Vader, moeder, haar zoon en de dichter Joseph Brodsky zijn de verse helden. Helden van vroeger die ook nu nog vereerd worden, helden van nu die een verleden en nog een toekomst hebben. De bundel Verse helden geeft kriskras lezend zijn geheimen geleidelijk prijs: de grote die je het eerst ziet en herkent, daarna is het zoeken naar de kleine verborgenheden. Die zijn er volop, maar een aantal blijft in eerste instantie onzichtbaar. Ik blijf zoeken en lezen, geef het niet op, want deze ‘Verse helden vertellen verhalen / grote gebaren en kleine nuances’. Gerry van de Linden sluit de bundel af met het gedicht ‘Nogal leugenachtig lied van de dichter’, waarin ze zich in de slotstrofe afvraagt: ‘Wie zal treuren om de leugen / die ik ben als ik niet meer ben / maar in de aarde opgegaan’. Als je als dichter een waarachtige leugen bent, dan ben je nooit betreurenswaardig.

***
Gerry van der Linden publiceerde elf dichtbundels, een novelle en twee romans.
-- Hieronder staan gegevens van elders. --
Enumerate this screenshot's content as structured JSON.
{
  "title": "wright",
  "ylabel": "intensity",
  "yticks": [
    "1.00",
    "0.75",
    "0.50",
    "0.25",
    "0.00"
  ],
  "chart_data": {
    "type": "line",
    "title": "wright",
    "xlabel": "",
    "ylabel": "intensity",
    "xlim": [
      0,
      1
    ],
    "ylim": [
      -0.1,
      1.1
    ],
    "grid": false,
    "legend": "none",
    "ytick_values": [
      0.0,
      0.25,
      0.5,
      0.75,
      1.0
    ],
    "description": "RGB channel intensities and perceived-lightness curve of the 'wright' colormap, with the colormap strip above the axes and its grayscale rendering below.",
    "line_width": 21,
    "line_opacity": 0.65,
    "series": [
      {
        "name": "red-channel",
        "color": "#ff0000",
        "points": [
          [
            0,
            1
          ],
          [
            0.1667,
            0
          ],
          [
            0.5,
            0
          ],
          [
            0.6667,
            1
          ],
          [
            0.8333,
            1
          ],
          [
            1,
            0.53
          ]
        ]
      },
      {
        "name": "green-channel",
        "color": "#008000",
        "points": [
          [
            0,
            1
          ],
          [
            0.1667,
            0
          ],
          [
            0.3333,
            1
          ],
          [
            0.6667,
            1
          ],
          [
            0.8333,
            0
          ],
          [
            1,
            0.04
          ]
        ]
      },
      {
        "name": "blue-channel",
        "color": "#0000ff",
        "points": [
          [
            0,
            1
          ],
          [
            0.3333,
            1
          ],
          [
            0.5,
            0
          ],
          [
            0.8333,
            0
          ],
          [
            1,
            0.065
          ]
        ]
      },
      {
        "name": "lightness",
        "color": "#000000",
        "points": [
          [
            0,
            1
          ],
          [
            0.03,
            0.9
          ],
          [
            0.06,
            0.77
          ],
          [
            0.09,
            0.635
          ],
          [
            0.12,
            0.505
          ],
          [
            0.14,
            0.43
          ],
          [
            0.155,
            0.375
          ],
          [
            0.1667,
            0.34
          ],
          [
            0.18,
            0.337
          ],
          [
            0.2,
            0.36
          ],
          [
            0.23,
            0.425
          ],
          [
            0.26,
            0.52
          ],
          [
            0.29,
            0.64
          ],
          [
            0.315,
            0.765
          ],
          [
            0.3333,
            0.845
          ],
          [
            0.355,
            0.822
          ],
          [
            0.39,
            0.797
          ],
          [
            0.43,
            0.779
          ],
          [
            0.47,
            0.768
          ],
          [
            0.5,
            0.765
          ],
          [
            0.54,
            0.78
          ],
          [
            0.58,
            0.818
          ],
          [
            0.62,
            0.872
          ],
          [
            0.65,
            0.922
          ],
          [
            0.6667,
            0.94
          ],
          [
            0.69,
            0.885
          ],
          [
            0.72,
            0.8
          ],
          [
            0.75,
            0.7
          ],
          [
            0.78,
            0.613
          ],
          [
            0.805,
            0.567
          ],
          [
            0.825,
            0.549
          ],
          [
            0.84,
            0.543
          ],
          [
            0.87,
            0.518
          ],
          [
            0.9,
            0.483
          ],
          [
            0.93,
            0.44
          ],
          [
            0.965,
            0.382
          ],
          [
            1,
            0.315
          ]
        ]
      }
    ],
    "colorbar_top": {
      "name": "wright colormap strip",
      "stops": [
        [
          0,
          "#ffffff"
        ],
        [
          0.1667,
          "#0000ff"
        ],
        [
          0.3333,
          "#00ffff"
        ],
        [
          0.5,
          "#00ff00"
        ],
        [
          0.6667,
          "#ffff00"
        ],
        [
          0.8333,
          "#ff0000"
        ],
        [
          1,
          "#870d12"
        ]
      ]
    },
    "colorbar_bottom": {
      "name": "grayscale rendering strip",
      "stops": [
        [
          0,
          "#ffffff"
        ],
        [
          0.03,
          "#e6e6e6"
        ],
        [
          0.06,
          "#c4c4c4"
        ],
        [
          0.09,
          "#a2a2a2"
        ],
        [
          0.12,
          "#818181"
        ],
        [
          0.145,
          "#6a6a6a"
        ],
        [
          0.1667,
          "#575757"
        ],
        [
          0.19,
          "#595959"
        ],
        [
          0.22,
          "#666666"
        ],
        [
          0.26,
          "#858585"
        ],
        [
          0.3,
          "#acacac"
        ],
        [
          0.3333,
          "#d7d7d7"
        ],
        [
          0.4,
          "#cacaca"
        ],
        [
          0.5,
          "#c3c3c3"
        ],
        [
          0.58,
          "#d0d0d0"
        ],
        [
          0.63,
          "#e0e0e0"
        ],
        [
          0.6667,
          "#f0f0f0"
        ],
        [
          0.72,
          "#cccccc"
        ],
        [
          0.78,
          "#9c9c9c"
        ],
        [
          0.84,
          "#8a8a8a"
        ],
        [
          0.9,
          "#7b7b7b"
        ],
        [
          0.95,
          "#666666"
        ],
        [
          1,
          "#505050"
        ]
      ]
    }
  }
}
Ze werd in 1975 ontdekt door Remco Campert en debuteerde met de dichtbundel De aantekening (1978). Ze ontving in 2007 de International Poetry Reward of Izmir (Turkije) en haar bundel Glazen jas werd in 2009 genomineerd voor de Brabantse Prijs der Letteren. Gerry van der Linden is docent aan de Schrijversvakschool te Amsterdam, daarnaast is ze beeldend kunstenaar.

 

     Andere berichten

Jan Holman – Jaag de veulens weg

Het verleden als obstakel voor vernieuwing door Paul Roelofsen - - Een verontrustende titel, die bij mij direct de vraag opriep waarom...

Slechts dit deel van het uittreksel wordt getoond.